Randall wrote:
>> No e-mail then either, though.
>
> You didn't hang out in the right places. The UNIX system with ARPANET
> access was over in the EE building. Some heated discussions as I recall,
> over the EE department having it instead of the Math dept.
Hmm. Not quite right. It's true that the EE department had an ARPANET IMP in
one
of the labs (it was the signal processing prof ... can't recall his name) but
they balked at buying the interface required to connect it to a PDP-11,
thinking
they should build their own. That went on for two years until the ARPA folks
decided that there was no point in having an IMP there if it wasn't connected.

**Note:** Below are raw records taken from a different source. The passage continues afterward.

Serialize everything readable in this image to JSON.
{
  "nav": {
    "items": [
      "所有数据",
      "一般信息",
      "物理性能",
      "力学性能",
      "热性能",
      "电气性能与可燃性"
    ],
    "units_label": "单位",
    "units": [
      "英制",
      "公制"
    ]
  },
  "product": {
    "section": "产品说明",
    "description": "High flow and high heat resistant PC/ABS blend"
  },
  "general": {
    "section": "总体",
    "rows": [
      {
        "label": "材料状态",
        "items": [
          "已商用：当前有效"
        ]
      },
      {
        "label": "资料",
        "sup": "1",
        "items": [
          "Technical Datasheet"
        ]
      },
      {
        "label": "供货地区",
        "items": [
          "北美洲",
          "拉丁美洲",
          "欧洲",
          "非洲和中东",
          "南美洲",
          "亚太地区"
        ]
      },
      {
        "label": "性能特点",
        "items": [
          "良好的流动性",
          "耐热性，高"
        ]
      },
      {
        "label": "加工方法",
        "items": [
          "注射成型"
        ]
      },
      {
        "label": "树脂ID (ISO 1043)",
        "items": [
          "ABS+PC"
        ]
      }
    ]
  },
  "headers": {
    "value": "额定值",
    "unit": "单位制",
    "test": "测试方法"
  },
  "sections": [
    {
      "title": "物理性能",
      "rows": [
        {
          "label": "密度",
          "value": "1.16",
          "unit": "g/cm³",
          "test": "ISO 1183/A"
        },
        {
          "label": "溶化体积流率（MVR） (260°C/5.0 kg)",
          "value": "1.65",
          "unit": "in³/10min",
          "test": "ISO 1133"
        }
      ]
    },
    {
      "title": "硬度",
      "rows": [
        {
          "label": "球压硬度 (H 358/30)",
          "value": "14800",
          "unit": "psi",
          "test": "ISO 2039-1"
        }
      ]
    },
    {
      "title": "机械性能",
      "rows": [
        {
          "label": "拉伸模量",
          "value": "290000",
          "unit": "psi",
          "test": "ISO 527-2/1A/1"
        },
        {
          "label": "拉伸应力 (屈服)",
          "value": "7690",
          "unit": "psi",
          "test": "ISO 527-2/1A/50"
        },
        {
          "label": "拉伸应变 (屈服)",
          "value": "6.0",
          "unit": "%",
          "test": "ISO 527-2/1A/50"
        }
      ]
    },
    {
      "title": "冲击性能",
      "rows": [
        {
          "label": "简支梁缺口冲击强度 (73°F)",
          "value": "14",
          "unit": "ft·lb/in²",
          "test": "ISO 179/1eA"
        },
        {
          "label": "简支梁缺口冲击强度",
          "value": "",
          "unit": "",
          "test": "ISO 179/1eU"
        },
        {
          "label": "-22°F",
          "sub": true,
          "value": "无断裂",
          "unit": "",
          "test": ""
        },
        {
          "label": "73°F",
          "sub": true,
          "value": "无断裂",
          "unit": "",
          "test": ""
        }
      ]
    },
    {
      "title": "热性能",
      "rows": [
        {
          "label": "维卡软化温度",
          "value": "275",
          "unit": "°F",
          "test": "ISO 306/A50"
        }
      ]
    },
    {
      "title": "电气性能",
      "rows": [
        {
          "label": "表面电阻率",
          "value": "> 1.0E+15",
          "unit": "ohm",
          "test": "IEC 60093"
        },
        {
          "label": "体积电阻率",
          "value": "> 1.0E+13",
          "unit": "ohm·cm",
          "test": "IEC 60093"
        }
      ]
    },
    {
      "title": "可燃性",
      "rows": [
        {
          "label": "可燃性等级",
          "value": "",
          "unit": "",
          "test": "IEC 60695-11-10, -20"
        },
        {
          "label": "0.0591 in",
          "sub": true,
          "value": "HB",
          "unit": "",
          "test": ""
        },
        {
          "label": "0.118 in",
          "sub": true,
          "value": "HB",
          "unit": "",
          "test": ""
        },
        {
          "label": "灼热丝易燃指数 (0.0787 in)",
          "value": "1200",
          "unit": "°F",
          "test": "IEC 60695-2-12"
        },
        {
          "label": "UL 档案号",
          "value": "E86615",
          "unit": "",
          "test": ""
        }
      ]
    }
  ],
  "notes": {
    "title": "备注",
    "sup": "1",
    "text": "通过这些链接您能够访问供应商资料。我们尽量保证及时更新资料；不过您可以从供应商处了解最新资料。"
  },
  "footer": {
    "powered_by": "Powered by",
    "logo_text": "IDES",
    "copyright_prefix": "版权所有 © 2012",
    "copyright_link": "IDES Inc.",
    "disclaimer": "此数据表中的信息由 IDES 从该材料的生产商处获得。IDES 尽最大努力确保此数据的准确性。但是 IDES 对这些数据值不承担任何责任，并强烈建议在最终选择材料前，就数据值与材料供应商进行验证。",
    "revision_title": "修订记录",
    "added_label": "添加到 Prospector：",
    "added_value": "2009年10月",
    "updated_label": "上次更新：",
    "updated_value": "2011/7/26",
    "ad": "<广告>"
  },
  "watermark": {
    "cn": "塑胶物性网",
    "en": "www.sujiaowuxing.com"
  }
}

The CS department got an IMP in 1981 as part of the CSNET project, and that
finally got Purdue onto the ARPANET (I was in charge of it.)
>> When I returned for grad school a few years later (1973), there were
>> remote terminals to directly input FORTRAN programs at a few campus
>> locations.
>
> Ah yes, the Purdue Remote Online Computing SYstem, aka PROCSY. I spent
> many, many hours using it; that might have been better spent studying,
> sleeping, etc.
First there was PROCSY, then there were VAXen that supplanted/replaced PROCSY
but did much the same sort of remote job entry to the CDC 6000 machines.
Ultimately, the PUCC folks decided that it was acceptable to have people do
their computing directly on the VAXen! What a concept.